A potter's field, paupers' grave or common grave is an American expression
for a place for the burial of unknown or indigent people. Potter's field is
of Biblical origin, referring to Akeldama, bought by the high priests of
Jerusalem for the burial of strangers, criminals, and the poor, and paid for
with the coins that had been paid to Judas Iscariot for his identification of Jesus.

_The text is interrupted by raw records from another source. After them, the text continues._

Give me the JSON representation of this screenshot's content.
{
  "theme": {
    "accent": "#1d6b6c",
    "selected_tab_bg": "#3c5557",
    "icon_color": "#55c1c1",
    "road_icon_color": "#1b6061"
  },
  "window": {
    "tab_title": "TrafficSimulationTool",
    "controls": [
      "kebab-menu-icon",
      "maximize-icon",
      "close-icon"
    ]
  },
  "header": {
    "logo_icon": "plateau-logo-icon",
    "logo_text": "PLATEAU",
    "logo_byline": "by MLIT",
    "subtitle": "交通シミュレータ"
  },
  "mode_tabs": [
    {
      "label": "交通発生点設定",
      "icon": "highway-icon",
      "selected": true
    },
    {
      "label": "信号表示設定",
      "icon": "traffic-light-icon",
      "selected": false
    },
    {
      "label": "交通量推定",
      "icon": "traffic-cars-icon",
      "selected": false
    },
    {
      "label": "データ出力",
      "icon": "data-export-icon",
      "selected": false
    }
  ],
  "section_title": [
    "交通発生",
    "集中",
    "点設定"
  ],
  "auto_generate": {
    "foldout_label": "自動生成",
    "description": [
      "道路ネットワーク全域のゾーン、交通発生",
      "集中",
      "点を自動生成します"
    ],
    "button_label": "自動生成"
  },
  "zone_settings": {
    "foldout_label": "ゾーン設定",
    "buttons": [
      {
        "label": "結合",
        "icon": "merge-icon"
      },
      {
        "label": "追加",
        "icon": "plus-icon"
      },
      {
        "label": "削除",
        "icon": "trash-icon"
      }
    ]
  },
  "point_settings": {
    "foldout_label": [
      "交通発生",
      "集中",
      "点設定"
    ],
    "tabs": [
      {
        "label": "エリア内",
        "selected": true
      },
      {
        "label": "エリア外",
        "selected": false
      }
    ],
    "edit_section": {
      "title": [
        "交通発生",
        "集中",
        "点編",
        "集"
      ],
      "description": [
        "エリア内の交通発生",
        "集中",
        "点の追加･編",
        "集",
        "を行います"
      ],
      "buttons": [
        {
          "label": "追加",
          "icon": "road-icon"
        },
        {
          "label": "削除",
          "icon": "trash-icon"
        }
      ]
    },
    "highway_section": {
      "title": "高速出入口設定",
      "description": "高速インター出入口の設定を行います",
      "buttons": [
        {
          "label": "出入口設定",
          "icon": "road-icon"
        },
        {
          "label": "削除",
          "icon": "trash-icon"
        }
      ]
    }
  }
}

The term comes from Matthew 27:3-27:8 in the New Testament of the Bible, in which
Jewish priests take 30 pieces of silver returned by a remorseful Judas:
Then Judas, who betrayed him, seeing that he was condemned, repenting himself,
brought back the thirty pieces of silver to the chief priests and ancients,
saying: "I have sinned in betraying innocent blood." But they said: "What is
that to us? Look thou to it." And casting down the pieces of silver in the
temple, he departed, and went and hanged himself with a halter. But the chief
priests, having taken the pieces of silver, said: "It is not lawful to put
them into the corbona, because it is the price of blood." And after they had
consulted together, they bought with them the potter's field, to be a burying
place for strangers. For this the field was called Haceldama, that is, the field
of blood, even to this day.
The 5th Avenue corner was the site of Dodworth Studios, where Teddy Roosevelt
took dance lessons as a boy. In 1876 Delmonico's, at the time the most fashionable
restaurant in New York, moved here. This location was the birthplace of Lobster
Newberg and Eggs Benedict. The women's organization Sorosis met in an upstairs room.
When Delmonico's moved uptown in 1899, it became Cafe Martin, where on June 25, 1906
architect Stanford White had his last meal before being shot at his Madison Square
Garden. This building went up in 1913; the FX cable channel was here in the 1990s.
The Toy Center, also known as the International Toy Center,
is a complex of buildings in the New York City borough of Manhattan
that for many years was a hub for toy manufacturers and distributors
in the United States. By 1981, the complex covered 1,000,000 square feet
(93,000 m^2) of leasable space, with its 600 tenants accounting for 95%
of toy transactions in the United States that year, amounting to $4 billion.